Even if the regulations on casual work follow in the footsteps of those previously in force for contingent work, the legislature has limited the scope of application significantly with regard to:
- limits as to pay;
- restrictions on the categories of users that can make use of it.
Definition: casual work is work that, during any given year, does not exceed any pay limits set by the legislature. As was the case for contingent work, the limit on annual pay serves as a criterion for identifying the type of work being performed, as well as for setting limits relating to usage.
The biggest difference relates to the identification of potential users for such services.
A necessary piece of legislation for companies and employees
The reintroduction of a regulation on casual work, even with all the new limitations, is a useful and commendable regulatory intervention because it fills the legislative void left by the hasty repeal of the law on contingent work.
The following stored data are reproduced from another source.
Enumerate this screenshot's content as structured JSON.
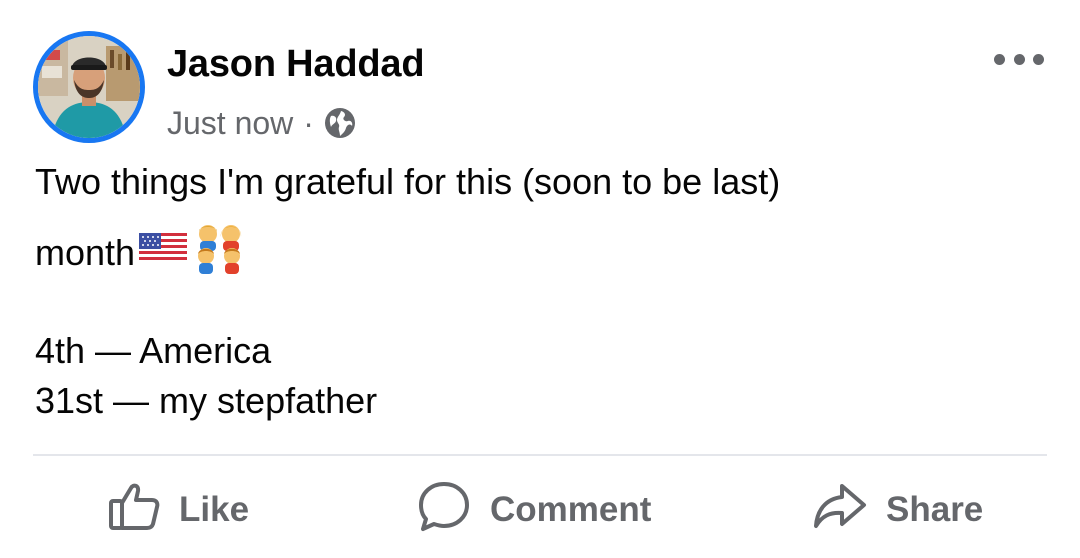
{
  "post": {
    "author": "Jason Haddad",
    "timestamp": "Just now",
    "separator": "·",
    "privacy_icon": "globe-icon",
    "more_icon": "more-options-icon",
    "text_lines": [
      "Two things I'm grateful for this (soon to be last)",
      "month",
      "4th — America",
      "31st — my stepfather"
    ],
    "emojis": [
      "us-flag-emoji",
      "family-emoji"
    ]
  },
  "actions": {
    "like_label": "Like",
    "comment_label": "Comment",
    "share_label": "Share"
  },
  "colors": {
    "accent": "#1877f2",
    "secondary_text": "#65676b",
    "primary_text": "#050505",
    "divider": "#e4e6eb"
  }
}
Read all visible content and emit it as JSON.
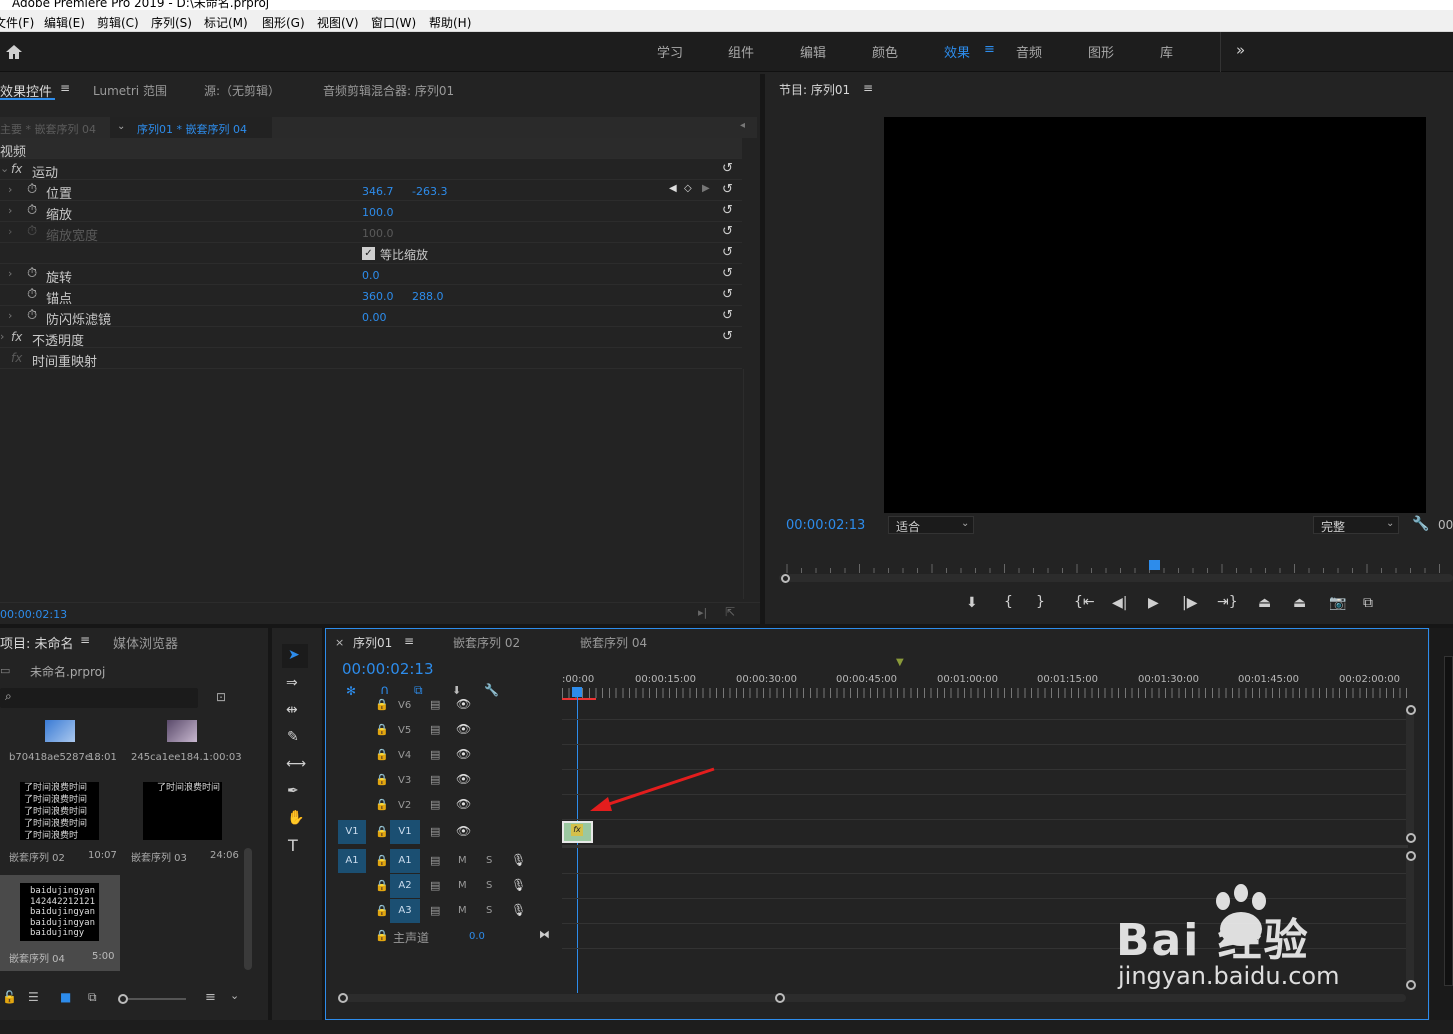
{
  "window": {
    "title": "Adobe Premiere Pro 2019 - D:\\未命名.prproj"
  },
  "menu": [
    "文件(F)",
    "编辑(E)",
    "剪辑(C)",
    "序列(S)",
    "标记(M)",
    "图形(G)",
    "视图(V)",
    "窗口(W)",
    "帮助(H)"
  ],
  "workspaces": [
    "学习",
    "组件",
    "编辑",
    "颜色",
    "效果",
    "音频",
    "图形",
    "库"
  ],
  "workspace_active": "效果",
  "effect_panel": {
    "tabs": [
      "效果控件",
      "Lumetri 范围",
      "源:（无剪辑）",
      "音频剪辑混合器: 序列01"
    ],
    "master": "主要 * 嵌套序列 04",
    "sequence": "序列01 * 嵌套序列 04",
    "section": "视频",
    "motion": "运动",
    "props": [
      {
        "name": "位置",
        "v1": "346.7",
        "v2": "-263.3"
      },
      {
        "name": "缩放",
        "v1": "100.0",
        "v2": ""
      },
      {
        "name": "缩放宽度",
        "v1": "100.0",
        "v2": ""
      },
      {
        "name": "等比缩放",
        "v1": "",
        "v2": ""
      },
      {
        "name": "旋转",
        "v1": "0.0",
        "v2": ""
      },
      {
        "name": "锚点",
        "v1": "360.0",
        "v2": "288.0"
      },
      {
        "name": "防闪烁滤镜",
        "v1": "0.00",
        "v2": ""
      }
    ],
    "opacity": "不透明度",
    "timeremap": "时间重映射",
    "timecode": "00:00:02:13"
  },
  "program": {
    "title": "节目: 序列01",
    "timecode": "00:00:02:13",
    "fit": "适合",
    "quality": "完整",
    "extra": "00"
  },
  "project": {
    "tabs": [
      "项目: 未命名",
      "媒体浏览器"
    ],
    "file": "未命名.prproj",
    "search_placeholder": "",
    "items": [
      {
        "name": "b70418ae5287e...",
        "dur": "18:01"
      },
      {
        "name": "245ca1ee184...",
        "dur": "1:00:03"
      },
      {
        "name": "嵌套序列 02",
        "dur": "10:07"
      },
      {
        "name": "嵌套序列 03",
        "dur": "24:06"
      },
      {
        "name": "嵌套序列 04",
        "dur": "5:00"
      }
    ],
    "thumb_text_a": "了时间浪费时间\n了时间浪费时间\n了时间浪费时间\n了时间浪费时间\n了时间浪费时",
    "thumb_text_b": "了时间浪费时间",
    "thumb_text_c": "baidujingyan\n142442212121\nbaidujingyan\nbaidujingyan\nbaidujingy"
  },
  "timeline": {
    "tabs": [
      "序列01",
      "嵌套序列 02",
      "嵌套序列 04"
    ],
    "timecode": "00:00:02:13",
    "ruler": [
      ":00:00",
      "00:00:15:00",
      "00:00:30:00",
      "00:00:45:00",
      "00:01:00:00",
      "00:01:15:00",
      "00:01:30:00",
      "00:01:45:00",
      "00:02:00:00"
    ],
    "video_tracks": [
      "V6",
      "V5",
      "V4",
      "V3",
      "V2",
      "V1"
    ],
    "audio_tracks": [
      "A1",
      "A2",
      "A3"
    ],
    "src_v": "V1",
    "src_a": "A1",
    "master": "主声道",
    "master_val": "0.0",
    "m": "M",
    "s": "S",
    "clip_label": "fx"
  },
  "watermark": {
    "brand": "Bai 经验",
    "url": "jingyan.baidu.com"
  }
}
In fact, work provided on an irregular basis and limited in terms of quantity - which by its very nature cannot be assigned to regular employment or to coordinated and continuous collaboration work - was left completely uncovered, and, therefore, in absence of a specific regulation, would have certainly finished as cash-in-hand work.
Who can make use of casual work?
While anyone could make use of casual work under the previous regime, the current regulation limits it to just two categories of users:
- individuals, for carrying out services that are not attributable to the performance of professional or business activities;
- other users that do not have more than 5 employees under their employ.
In order to be able to benefit from services provided by way of casual work, the users and those providing the labour are obligated to register themselves on a special online platform set up by the Italian National Social Security Body (INPS), which serves as a support for the payment of fees and for giving value to the tax-payer position of those providing the labour.
The new legislation, contrary to the past, also sets an overall maximum quantitative limit on the use of casual work for each user (with reference to the overall amount of individuals providing labour). The user cannot pay fees exceeding the overall sum of € 5,000.00 in a year, taking into account the remuneration paid to all the individuals used who provided labour by means of casual work. There are also maximum pay limits that each individual providing labour can receive from all users (€5,000.00) and from each individual user (€ 2,500.00). Should this latter limit be exceeded, the work relationship will be converted into a full-time open-ended employment relationship.
As was the case for contingent work, the sums received from the performance of casual work are exempted from taxation and do not affect unemployment status.